Les médecins anesthésistes-réanimateurs (MAR) sont exposés, au même titre que d’autres spécialités, à des risques élevés de burnout, de stress et de souffrance au travail. Depuis plusieurs années, le CFAR (Collège Français des Anesthésistes Réanimateurs) développe une réflexion sur ces problématiques et propose des actions en faveur de la santé des MAR et de leur suivi médical. Nous avons rencontré le Professeur Paul-Michel Mertès, Président du CFAR, et le Docteur Max-André DOPPIA, Président de la commission SMART (Santé des Médecins Anesthésistes-Réanimateurs au Travail). 

  • Médecin spécialiste
  • Interne
  • Etablissement de santé
Auteur : Propos recueillis par la MACSF / MAJ : 18/08/2017

Qu'est-ce que le dispositif SMART?

Le CFAR a créé le dispositif SMART (Santé des Médecins Anesthésistes-Réanimateurs au Travail) pour aider les MAR confrontés à une souffrance au travail. Ce dispositif a vu le jour en 2009, à la suite du suicide de trois médecins anesthésistes-réanimateurs dans la même région (Alsace) en l’espace de quinze jours. Le professeur Annick Steib, alors présidente du CFAR, a décidé d’agir en créant la commission SMART, dont le pilotage a été confié au Docteur Max-André Doppia.

Cette commission a mis en place depuis 2013 une plateforme sur le site internet du CFAR, proposant des ressources documentaires en accès libre permettant de prendre connaissance des phénomènes de burn-out et des notions s’y afférant (fatigue, épuisement, harcèlement).

Des fiches de recommandations pratiques (que faire face à un collègue déprimé, qui exprime des idées suicidaires, ou qui est victime d’une addiction ?) sont mises à la disposition des équipes. Ces guides pédagogiques ont un caractère rassurant vis-à-vis des collègues et fournissent des repères permettant d’aborder ces sujets en amont des décompensations.

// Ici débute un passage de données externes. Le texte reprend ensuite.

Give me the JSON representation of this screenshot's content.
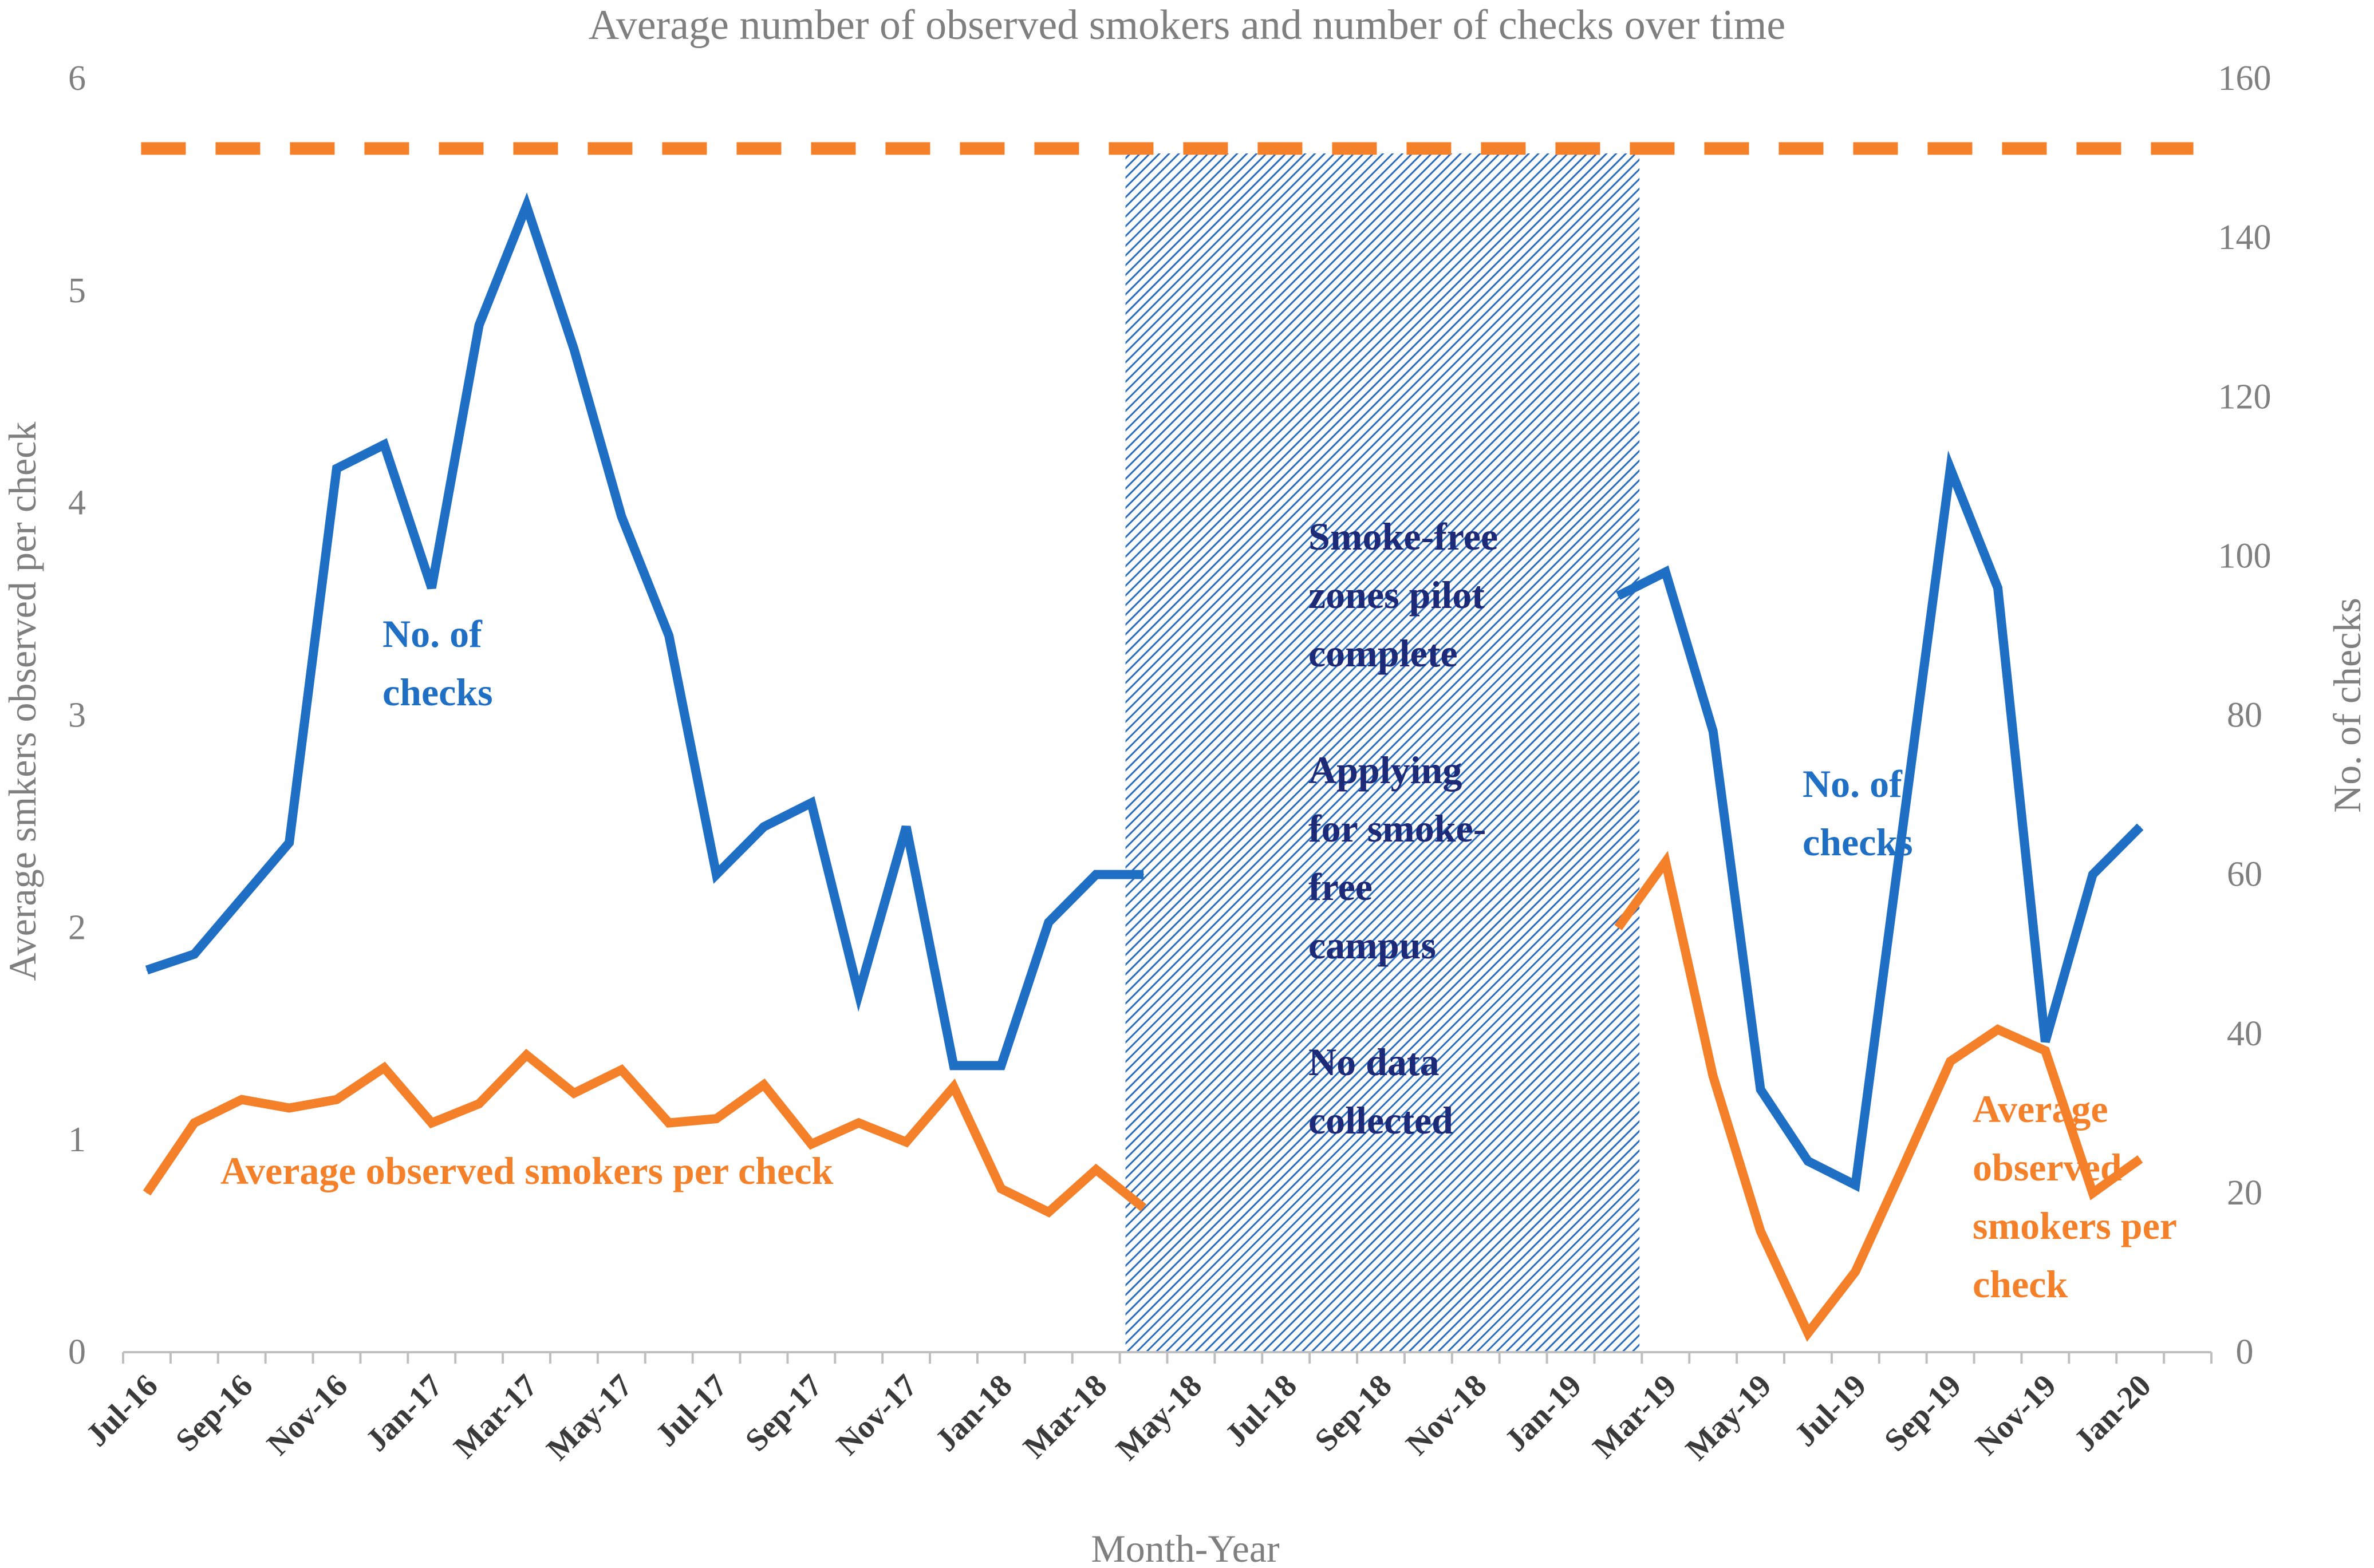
{
  "chart_data": {
    "type": "line",
    "title": "Average number of observed smokers and number of checks over time",
    "xlabel": "Month-Year",
    "ylabel_left": "Average smkers observed per check",
    "ylabel_right": "No. of checks",
    "ylim_left": [
      0,
      6
    ],
    "ylim_right": [
      0,
      160
    ],
    "yticks_left": [
      "0",
      "1",
      "2",
      "3",
      "4",
      "5",
      "6"
    ],
    "yticks_right": [
      "0",
      "20",
      "40",
      "60",
      "80",
      "100",
      "120",
      "140",
      "160"
    ],
    "x": [
      "Jul-16",
      "Aug-16",
      "Sep-16",
      "Oct-16",
      "Nov-16",
      "Dec-16",
      "Jan-17",
      "Feb-17",
      "Mar-17",
      "Apr-17",
      "May-17",
      "Jun-17",
      "Jul-17",
      "Aug-17",
      "Sep-17",
      "Oct-17",
      "Nov-17",
      "Dec-17",
      "Jan-18",
      "Feb-18",
      "Mar-18",
      "Apr-18",
      "May-18",
      "Jun-18",
      "Jul-18",
      "Aug-18",
      "Sep-18",
      "Oct-18",
      "Nov-18",
      "Dec-18",
      "Jan-19",
      "Feb-19",
      "Mar-19",
      "Apr-19",
      "May-19",
      "Jun-19",
      "Jul-19",
      "Aug-19",
      "Sep-19",
      "Oct-19",
      "Nov-19",
      "Dec-19",
      "Jan-20",
      "Feb-20"
    ],
    "x_tick_labels": [
      "Jul-16",
      "Sep-16",
      "Nov-16",
      "Jan-17",
      "Mar-17",
      "May-17",
      "Jul-17",
      "Sep-17",
      "Nov-17",
      "Jan-18",
      "Mar-18",
      "May-18",
      "Jul-18",
      "Sep-18",
      "Nov-18",
      "Jan-19",
      "Mar-19",
      "May-19",
      "Jul-19",
      "Sep-19",
      "Nov-19",
      "Jan-20"
    ],
    "series": [
      {
        "name": "No. of checks",
        "axis": "right",
        "color": "#1f6fc4",
        "values": [
          48,
          50,
          57,
          64,
          111,
          114,
          96,
          129,
          144,
          126,
          105,
          90,
          60,
          66,
          69,
          45,
          66,
          36,
          36,
          54,
          60,
          60,
          null,
          null,
          null,
          null,
          null,
          null,
          null,
          null,
          null,
          95,
          98,
          78,
          33,
          24,
          21,
          66,
          111,
          96,
          39,
          60,
          66,
          null
        ]
      },
      {
        "name": "Average observed smokers per check",
        "axis": "left",
        "color": "#f5802a",
        "values": [
          0.75,
          1.08,
          1.19,
          1.15,
          1.19,
          1.34,
          1.08,
          1.17,
          1.4,
          1.22,
          1.33,
          1.08,
          1.1,
          1.26,
          0.98,
          1.08,
          0.99,
          1.25,
          0.77,
          0.66,
          0.86,
          0.68,
          null,
          null,
          null,
          null,
          null,
          null,
          null,
          null,
          null,
          2.0,
          2.31,
          1.3,
          0.57,
          0.09,
          0.38,
          0.87,
          1.37,
          1.52,
          1.42,
          0.75,
          0.91,
          null
        ]
      }
    ],
    "reference_line": {
      "axis": "left",
      "value": 5.67,
      "style": "dashed",
      "color": "#f5802a"
    },
    "shaded_period": {
      "from": "Apr-18",
      "to": "Feb-19",
      "pattern": "diagonal-hatch",
      "color": "#2a6cc0"
    },
    "annotations": {
      "checks_left": [
        "No. of",
        "checks"
      ],
      "smokers_left": [
        "Average observed smokers per check"
      ],
      "shaded": [
        "Smoke-free",
        "zones pilot",
        "complete",
        "",
        "Applying",
        "for smoke-",
        "free",
        "campus",
        "",
        "No data",
        "collected"
      ],
      "checks_right": [
        "No. of",
        "checks"
      ],
      "smokers_right": [
        "Average",
        "observed",
        "smokers per",
        "check"
      ]
    },
    "grid": false,
    "legend": "none"
  }
}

Nous avons également développé des tests en ligne, sur les addictions, le tabagisme, l’épuisement, le harcèlement, qui peuvent être réalisés de manière individuelle ou collective et, toujours, de façon anonyme. Ils permettent de mesurer le niveau de fatigue et d’addiction d’un groupe ou d’une personne et de mettre en place des actions correctrices adaptées en s’aidant d’expertises locales et en puisant dans la base documentaire que nous mettons à disposition sur notre site.

Un programme de DPC (développement professionnel continu) centré sur ces problèmes de santé au travail est actuellement en cours de constitution et figure parmi les prochains projets que nous souhaiterions mener collectivement.  

Par ailleurs, nous avons ouvert et étendu ces actions aux équipes paramédicales – infirmiers et infirmiers anesthésistes notamment – qui travaillent beaucoup avec les MAR.  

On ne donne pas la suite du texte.